Look, I’m a datacenter guy, not a tower monkey. I don’t DO hot.
It’s been nice working here at the EOC. There are interesting people to talk to, when you feel like it. There is hands on work to do out in the community. Today at the feeding center, we had several people come up to us and respond positively to the news that any day now there would be free internet and phone calls where they eat three meals a day. We picked that site because we knew that it would reduce the necessity of marketing; the food brings them in, the free long distance keeps them coming back.

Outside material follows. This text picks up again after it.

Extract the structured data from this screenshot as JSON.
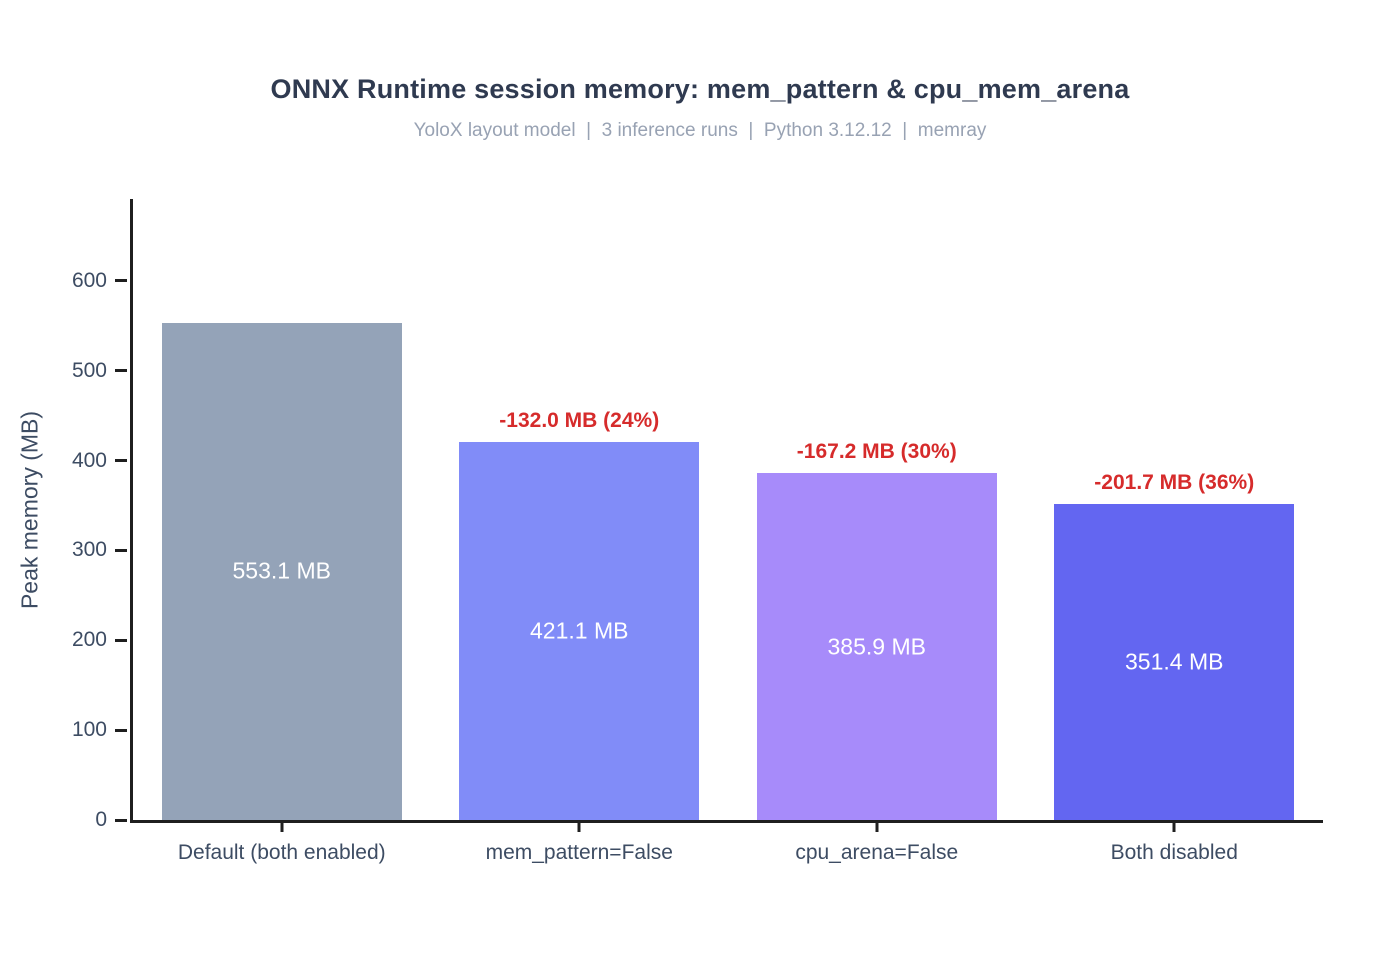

My schedule here works like this… at 6:30 or so our team leader here (Joe) turns on the lights and I get up. I go to breakfast and a morning meeting at 7am to get an assignment for the day. I sometimes get partnered with someone, sometimes I work alone. Depending on the work, I head back to the EOC at lunch for a sack lunch. Today I ate on the run because the network was coming up around lunch and I was too excited to stop and eat. We work until sunset and eat back at the EOC. I spend the evening on “office work”, then shower and hit the sack. I’m working too many hours, but each hour is interesting, so I’ll keep at it until there’s a reason to change it.
It has been hot and humid, but the weather changed a bit as Rita came into the gulf. We started to get some breezes, and the air turned less humid. I think it might be because the wind is coming off the land instead of off the sea, but I haven’t taken the time to really check.
The National Guard folks are rotating out. Some are coming to replace them, but not as much. Earlier in the week, then it seemed like Rita might come this way, they were packing up pretty fast. That was a little worrying, except that they have so much more crap to move than we do. I can just get in my car and drive north. They have a day of packing to do first.
Today we got an infusion of fresh blood and brainpower from the folks at SoCalFreenet.org. One of the guys wrote the wireless book I took to Guatemala with me. This place is really attracting a great crowd. Hopefully we can keep the volunteers coming. It will get pretty tough to keep making progress if it dwindles to just Mac and me!
There’s been no news on an FCC grant, or any other money. We have a dedicated guy working on it, but the wheels of government turn slowly. If you want to throw a hail mary pass, drop your representatives to congress a line and tell them Radio Response is the kind of people’s initiative that should be rewarded with modest support. We don’t want much, just our gas money paid for. We’re already getting food and shelter from the EOC (though we had to work hard to prove ourselves to get that). What we’ve done so far has an input of well under 1/10000 of 1 percent of the total amount budgeted for Katrina response. All we are asking for is our 1/10000 of a percent.